Objective Early recurrence (ER) after pulmonary vein isolation (PVI) for atrial fibrillation (AF) is expected to resolve within the recommended 3-month blanking period, irrespective of the ablation device used. To compare the occurrence and relationship of AF within the blanking period and subsequent late recurrence (LR) with radiofrequency (RF) and cryoballoon (CB) ablation. Methods A retrospective analysis of 294 patients (mean age=62±9, 70.0% male) undergoing PVI for drug-refractory paroxysmal AF was done. After categorizing the patients into the RF group (n=152) and the CB group (n=142), a group-wise comparison was done to investigate the impact of ER on LR throughout a 2-year follow-up.
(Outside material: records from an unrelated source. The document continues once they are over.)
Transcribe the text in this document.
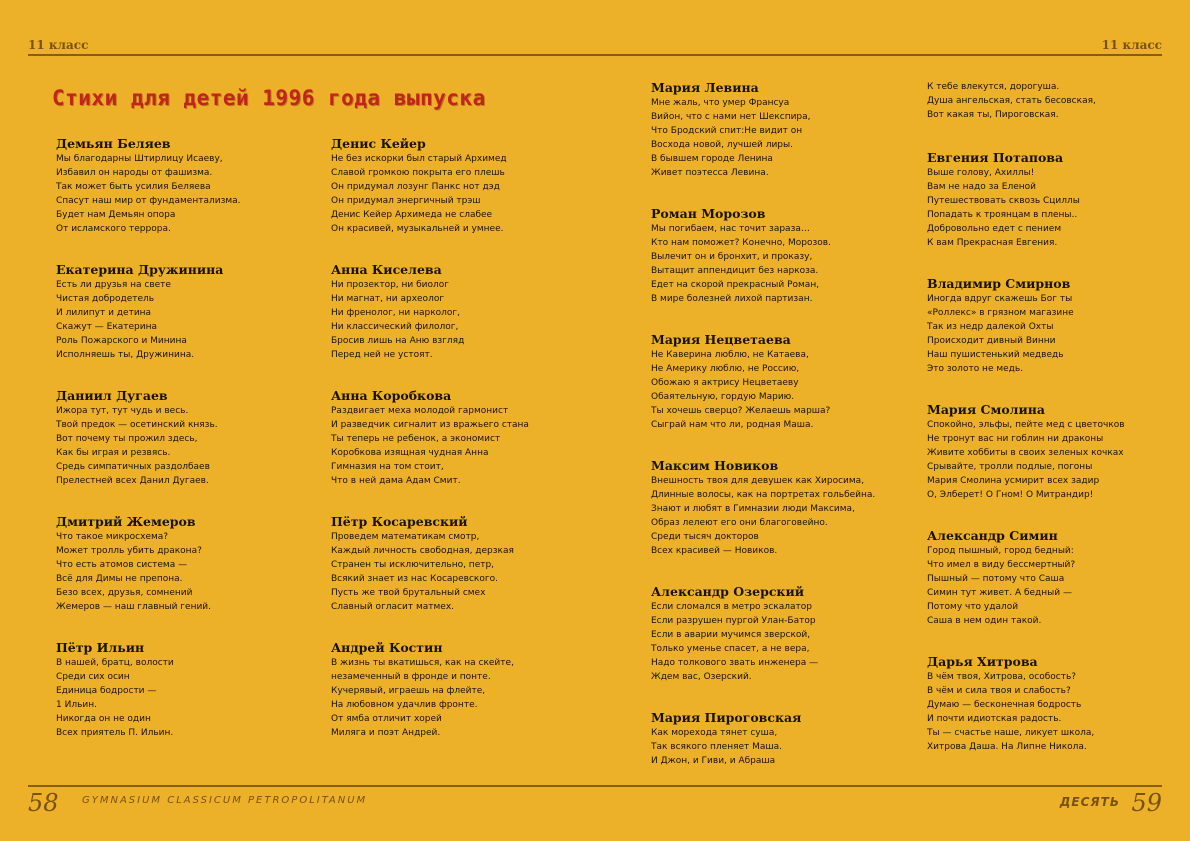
11 класс	11 класс
Стихи для детей 1996 года выпуска
Демьян Беляев
Мы благодарны Штирлицу Исаеву,
Избавил он народы от фашизма.
Так может быть усилия Беляева
Спасут наш мир от фундаментализма.
Будет нам Демьян опора
От исламского террора.
Екатерина Дружинина
Есть ли друзья на свете
Чистая добродетель
И лилипут и детина
Скажут — Екатерина
Роль Пожарского и Минина
Исполняешь ты, Дружинина.
Даниил Дугаев
Ижора тут, тут чудь и весь.
Твой предок — осетинский князь.
Вот почему ты прожил здесь,
Как бы играя и резвясь.
Средь симпатичных раздолбаев
Прелестней всех Данил Дугаев.
Дмитрий Жемеров
Что такое микросхема?
Может тролль убить дракона?
Что есть атомов система —
Всё для Димы не препона.
Безо всех, друзья, сомнений
Жемеров — наш главный гений.
Пётр Ильин
В нашей, братц, волости
Среди сих осин
Единица бодрости —
1 Ильин.
Никогда он не один
Всех приятель П. Ильин.
Денис Кейер
Не без искорки был старый Архимед
Славой громкою покрыта его плешь
Он придумал лозунг Панкс нот дэд
Он придумал энергичный трэш
Денис Кейер Архимеда не слабее
Он красивей, музыкальней и умнее.
Анна Киселева
Ни прозектор, ни биолог
Ни магнат, ни археолог
Ни френолог, ни нарколог,
Ни классический филолог,
Бросив лишь на Аню взгляд
Перед ней не устоят.
Анна Коробкова
Раздвигает меха молодой гармонист
И разведчик сигналит из вражьего стана
Ты теперь не ребенок, а экономист
Коробкова изящная чудная Анна
Гимназия на том стоит,
Что в ней дама Адам Смит.
Пётр Косаревский
Проведем математикам смотр,
Каждый личность свободная, дерзкая
Странен ты исключительно, петр,
Всякий знает из нас Косаревского.
Пусть же твой брутальный смех
Славный огласит матмех.
Андрей Костин
В жизнь ты вкатишься, как на скейте,
незамеченный в фронде и понте.
Кучерявый, играешь на флейте,
На любовном удачлив фронте.
От ямба отличит хорей
Миляга и поэт Андрей.
Мария Левина
Мне жаль, что умер Франсуа
Вийон, что с нами нет Шекспира,
Что Бродский спит:Не видит он
Восхода новой, лучшей лиры.
В бывшем городе Ленина
Живет поэтесса Левина.
Роман Морозов
Мы погибаем, нас точит зараза…
Кто нам поможет? Конечно, Морозов.
Вылечит он и бронхит, и проказу,
Вытащит аппендицит без наркоза.
Едет на скорой прекрасный Роман,
В мире болезней лихой партизан.
Мария Нецветаева
Не Каверина люблю, не Катаева,
Не Америку люблю, не Россию,
Обожаю я актрису Нецветаеву
Обаятельную, гордую Марию.
Ты хочешь сверцо? Желаешь марша?
Сыграй нам что ли, родная Маша.
Максим Новиков
Внешность твоя для девушек как Хиросима,
Длинные волосы, как на портретах гольбейна.
Знают и любят в Гимназии люди Максима,
Образ лелеют его они благоговейно.
Среди тысяч докторов
Всех красивей — Новиков.
Александр Озерский
Если сломался в метро эскалатор
Если разрушен пургой Улан-Батор
Если в аварии мучимся зверской,
Только уменье спасет, а не вера,
Надо толкового звать инженера —
Ждем вас, Озерский.
Мария Пироговская
Как мореходa тянет суша,
Так всякого пленяет Маша.
И Джон, и Гиви, и Абраша
К тебе влекутся, дорогуша.
Душа ангельская, стать бесовская,
Вот какая ты, Пироговская.
Евгения Потапова
Выше голову, Ахиллы!
Вам не надо за Еленой
Путешествовать сквозь Сциллы
Попадать к троянцам в плены..
Добровольно едет с пением
К вам Прекрасная Евгения.
Владимир Смирнов
Иногда вдруг скажешь Бог ты
«Роллекс» в грязном магазине
Так из недр далекой Охты
Происходит дивный Винни
Наш пушистенький медведь
Это золото не медь.
Мария Смолина
Спокойно, эльфы, пейте мед с цветочков
Не тронут вас ни гоблин ни драконы
Живите хоббиты в своих зеленых кочках
Срывайте, тролли подлые, погоны
Мария Смолина усмирит всех задир
О, Элберет! О Гном! О Митрандир!
Александр Симин
Город пышный, город бедный:
Что имел в виду бессмертный?
Пышный — потому что Саша
Симин тут живет. А бедный —
Потому что удалой
Саша в нем один такой.
Дарья Хитрова
В чём твоя, Хитрова, особость?
В чём и сила твоя и слабость?
Думаю — бесконечная бодрость
И почти идиотская радость.
Ты — счастье наше, ликует школа,
Хитрова Даша. На Липне Никола.
58 GYMNASIUM CLASSICUM PETROPOLITANUM	ДЕСЯТЬ 59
Results The groups were similar regarding the occurrence of ER (RF=22.4%, CB=24.6%, p=0.62), while LR was significantly higher in the RF group (p=0.003). ER was associated with LR in the RF group (p<0.01) but not in the CB group (p=0.08), while a significant independent association with an increased LR risk was observed [hazard ratio (HR) 6.12; 95% confidence interval (CI) 3.56-10.51, p<0.01]. RF ablation also significantly increased the risk of LR (HR=2.93; 95% CI=1.64-5.23, p<0.01). Conclusion A recurrence of atrial arrhythmia is more frequent with RF-PVI than with CB-PVI for patients with paroxysmal AF. ER and RF-ablation are strong predictors for LR after the 3-month blanking period.